Looking for a different kind of road trip for your next vacation?

 

If you're nostalgic for mid-90s video games, you might remember the game "Cruis'n USA" on the N64, where players raced across the country in 16-bit cars, seeing everything from the majesty of the Golden Gate Bridge to 1600 Pennsylvania Avenue. For your next road trip, try reenacting Cruis’n (without the race part) by driving through some of the game’s locations, including:

 

Golden Gate Park

 

One of the largest parks in San Francisco, Golden Gate Park is a necessary stop to make before crossing the Golden Gate Bridge. Not only does it naturally make sense because they’re so close to each other, but there’s an entire day’s worth of attractions and activities waiting for you to enjoy throughout the park, from golfing and picnicking to an aquarium and the Conservatory of Flowers.

 

Be sure to check the park’s Twitter feed to see the latest information about updates and events going on in the park before you arrive.

 

Beverly Hills

 

The Los Angeles city of fame, Beverly Hills is a luxurious place to drive through, and if you’re doubtful, just check out the itinerary of one of the city’s self-driving tours.

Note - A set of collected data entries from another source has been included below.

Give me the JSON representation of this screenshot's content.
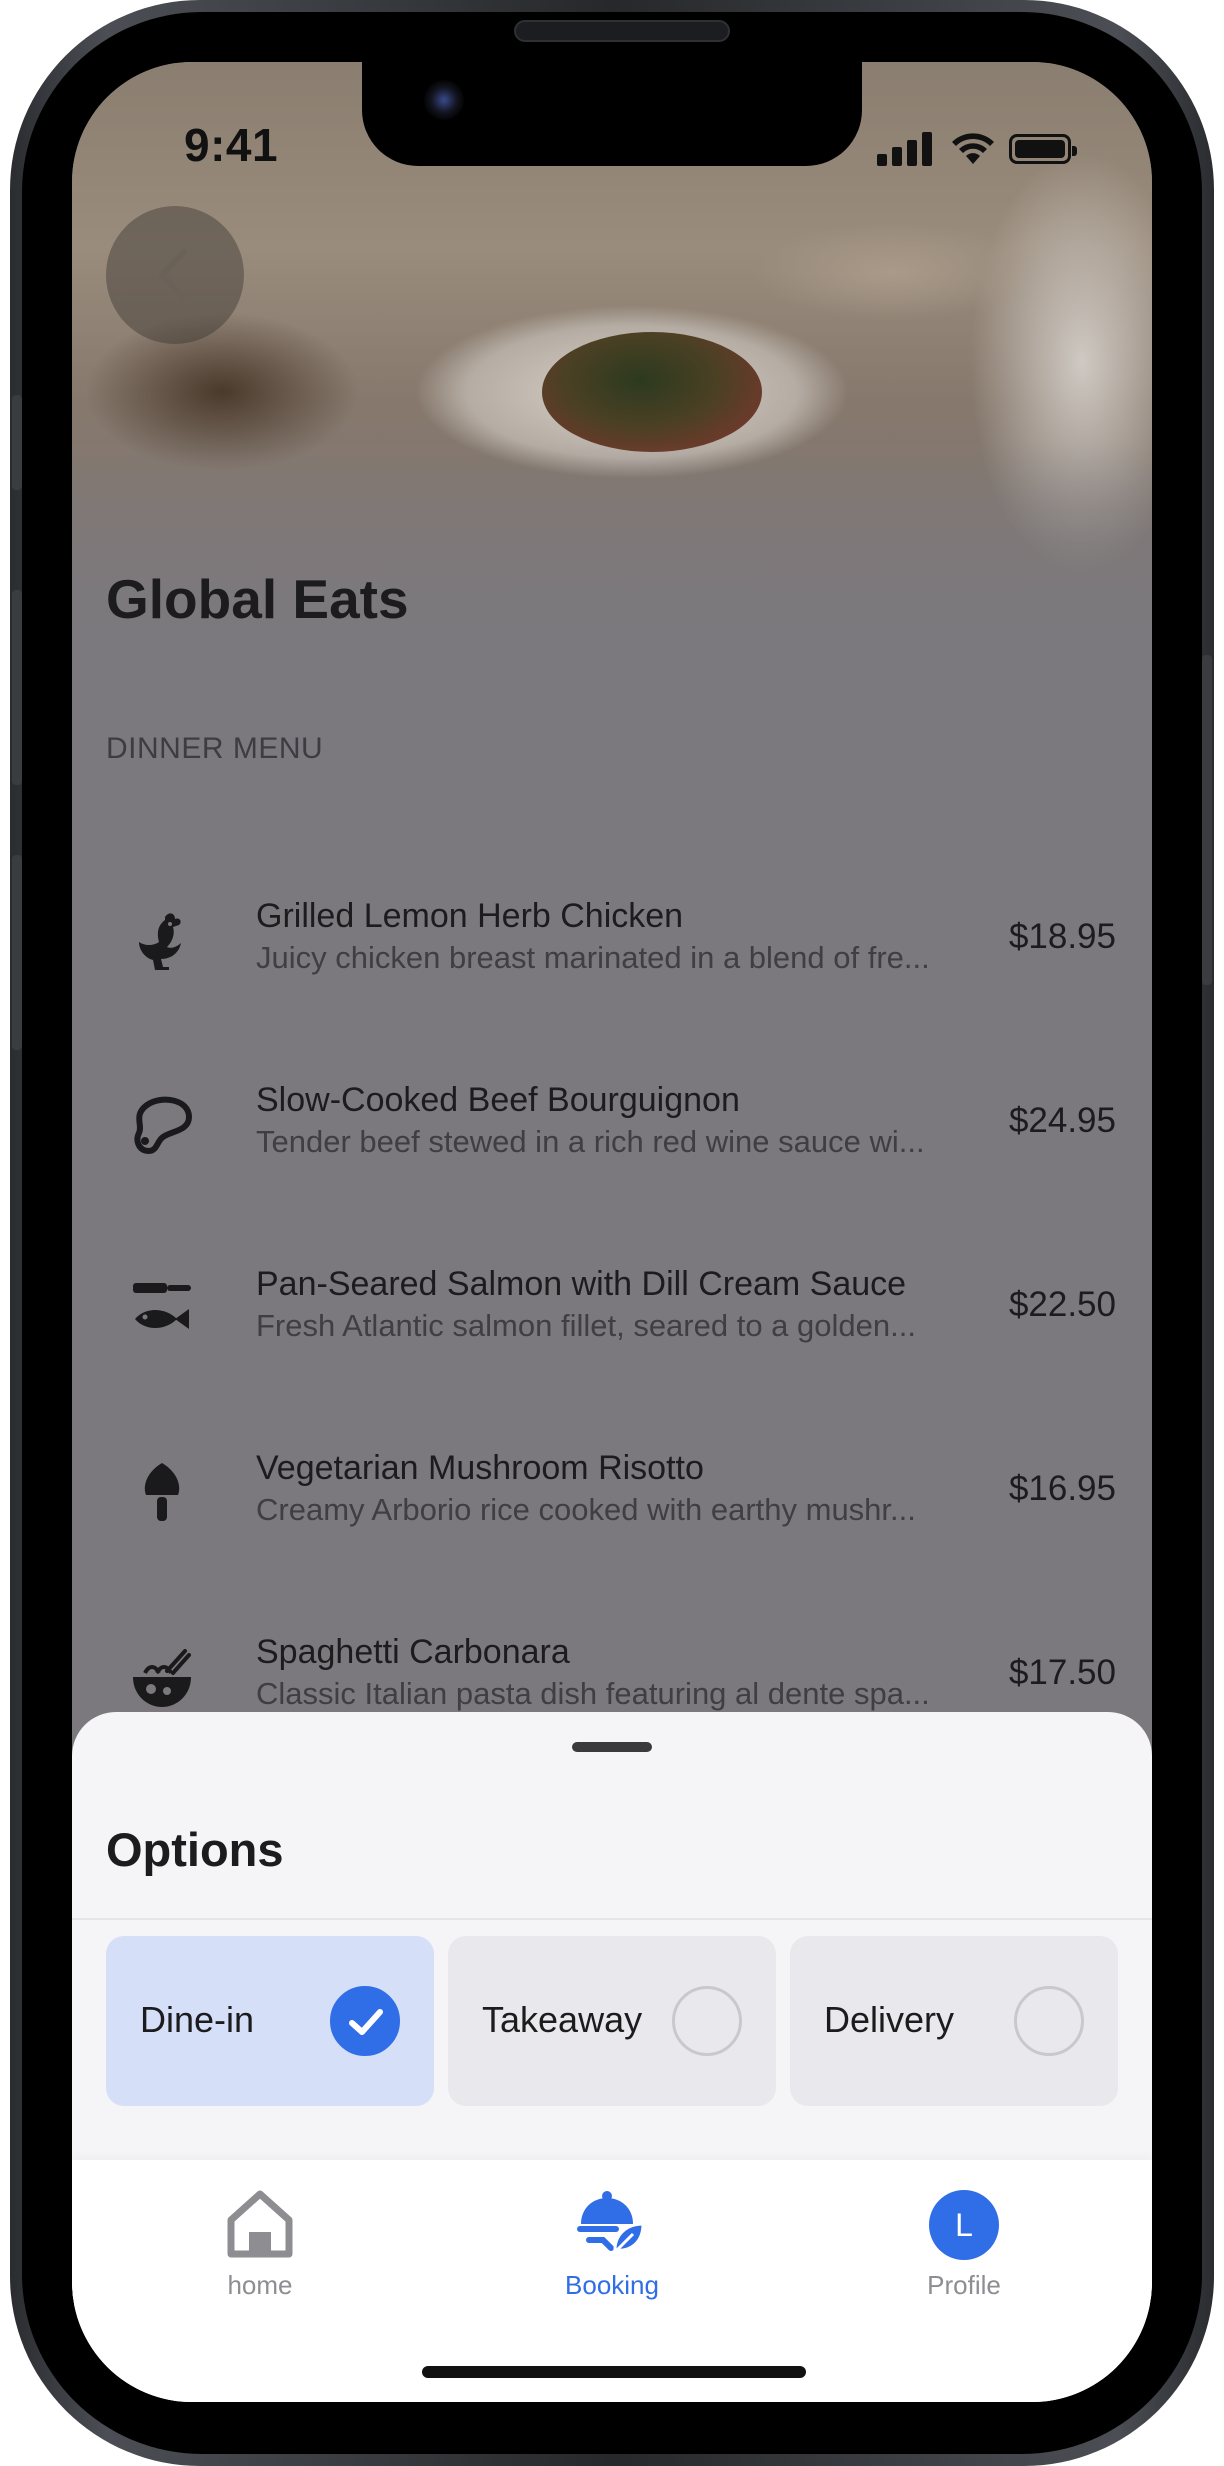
{
  "status_bar": {
    "time": "9:41"
  },
  "restaurant": {
    "name": "Global Eats"
  },
  "menu": {
    "section_title": "DINNER MENU",
    "items": [
      {
        "icon": "rooster-icon",
        "name": "Grilled Lemon Herb Chicken",
        "description": "Juicy chicken breast marinated in a blend of fre...",
        "price": "$18.95"
      },
      {
        "icon": "meat-cut-icon",
        "name": "Slow-Cooked Beef Bourguignon",
        "description": "Tender beef stewed in a rich red wine sauce wi...",
        "price": "$24.95"
      },
      {
        "icon": "fish-knife-icon",
        "name": "Pan-Seared Salmon with Dill Cream Sauce",
        "description": "Fresh Atlantic salmon fillet, seared to a golden...",
        "price": "$22.50"
      },
      {
        "icon": "mushroom-icon",
        "name": "Vegetarian Mushroom Risotto",
        "description": "Creamy Arborio rice cooked with earthy mushr...",
        "price": "$16.95"
      },
      {
        "icon": "noodle-bowl-icon",
        "name": "Spaghetti Carbonara",
        "description": "Classic Italian pasta dish featuring al dente spa...",
        "price": "$17.50"
      }
    ]
  },
  "options_sheet": {
    "title": "Options",
    "options": [
      {
        "label": "Dine-in",
        "selected": true
      },
      {
        "label": "Takeaway",
        "selected": false
      },
      {
        "label": "Delivery",
        "selected": false
      }
    ]
  },
  "tab_bar": {
    "tabs": [
      {
        "icon": "house-icon",
        "label": "home",
        "active": false
      },
      {
        "icon": "cloche-icon",
        "label": "Booking",
        "active": true
      },
      {
        "icon": "avatar",
        "label": "Profile",
        "active": false,
        "avatar_initial": "L"
      }
    ]
  },
  "colors": {
    "accent": "#2f6ee6",
    "selected_option_bg": "#d5dff7",
    "dim_overlay": "#7b797e"
  }
}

The streets of this city just minutes downtown from Hollywood’s center are host to some of the most well-known hotels, restaurants, and mansions of celebrities and television personalities.

 

If you’re looking for something to do other than sightsee in Beverly Hills, just visit Rodeo Drive’s exclusive array of boutiques and shops.

 

Death Valley

 

Bring water. While there are occasional water springs and the national park isn’t entirely without water and water sources, you should always err on the side of caution. After all, Death Valley is one of the hottest places in the country, with some of the highest temperatures ever naturally recorded on Earth measured at the Valley’s Furness Creek.

 

In the valley, you’ll bear witness to some of the starkest desert landscapes, the lowest point in the U.S., and complete cellular dead zones, and it’s all well worth the trip. Rarely will you be afforded this level of beauty and solitude.

 

Grand Canyon

 

No cross-country trip is completed without a visit to one of America’s greatest treasures, the Grand Canyon. But stopping at the Canyon isn’t as simple as many other national parks or landmarks. There are actually two different entrances, the North Rim and the South Rim. Most visitors tend to visit the South Rim, where you’ll see the sweeping heights of the Canyon’s walls and its depth going down to the Colorado River. A much smaller amount of people visit the North Rim, which sits at a higher elevation and is prone to alienating amounts of snow and ice in the winter.

 

No matter which entrance you’re stopping at, make sure you come fully stocked and bring a tent — both locations take at least an hour to drive to reach from the interstate and the only stores nearby are small general stores at the area campgrounds.

 

Chicago

 

While you definitely wouldn’t want to try racing in Chicago, it’s still a great location to visit on a road trip. Parking in the city isn’t as impossible as some make it out to be (although driving through it in Cruis’n USA was an expert level difficulty) and it’s central enough to make it a natural stopping point while traveling the northern part of the Midwest.

 

While you’re here, you’ll need to stop by one of Chicago’s iconic pizzerias and see some of Chicago’s amazing architecture (including “The Bean,” which is actually supposed to be called “Cloud Gate”).

 

Appalachia

If anyone tells you driving through Appalachia is boring, they’re not looking outside their window. As many will attest, driving through Appalachia, you’ll see everything from mountain peaks and miles of farmland to abandoned shacks and decade-old unincorporated townships.

 

Outside of Appalachia’s natural beauty, you’ll be on the front-seat of America’s continental history, from learning about the Appalachian Cherokee Nation at sites like Great Smoky Mountains National Park and the Museum of Cherokee Indian to some of the area’s odder highlights, like the Pikeville, KY sites of the Hatfields and McCoys feud.

 

Don’t forget that Appalachia spans a good portion of the country’s east, running from New York to the northern parts of Mississippi, Georgia, and Alabama. Whether you’re starting or ending on the east coast, there’s a good chance you’ll be passing through Appalachia, so read up on a part you’ll be driving and plan accordingly.

 

Washington D.C.

 

If you’re going to follow with guide and go coast-to-coast, end in the nation’s capital and be sure to check out all of these things to do in Washington D.C. While there is an endless list of historical and cultural sights to see, the District also has a growing brewery scene, great local markets, and a sprawling metro system, which can take you into both Virginia and Maryland.

 

Going coast-to-coast

 

Crossing the country is a long journey, so don’t forget to stock up on supplies before you leave, provide your family and friends an itinerary of where you’ll be going, and decide on what kind of souvenirs you’ll collect in each location you stop in. Bon voyage!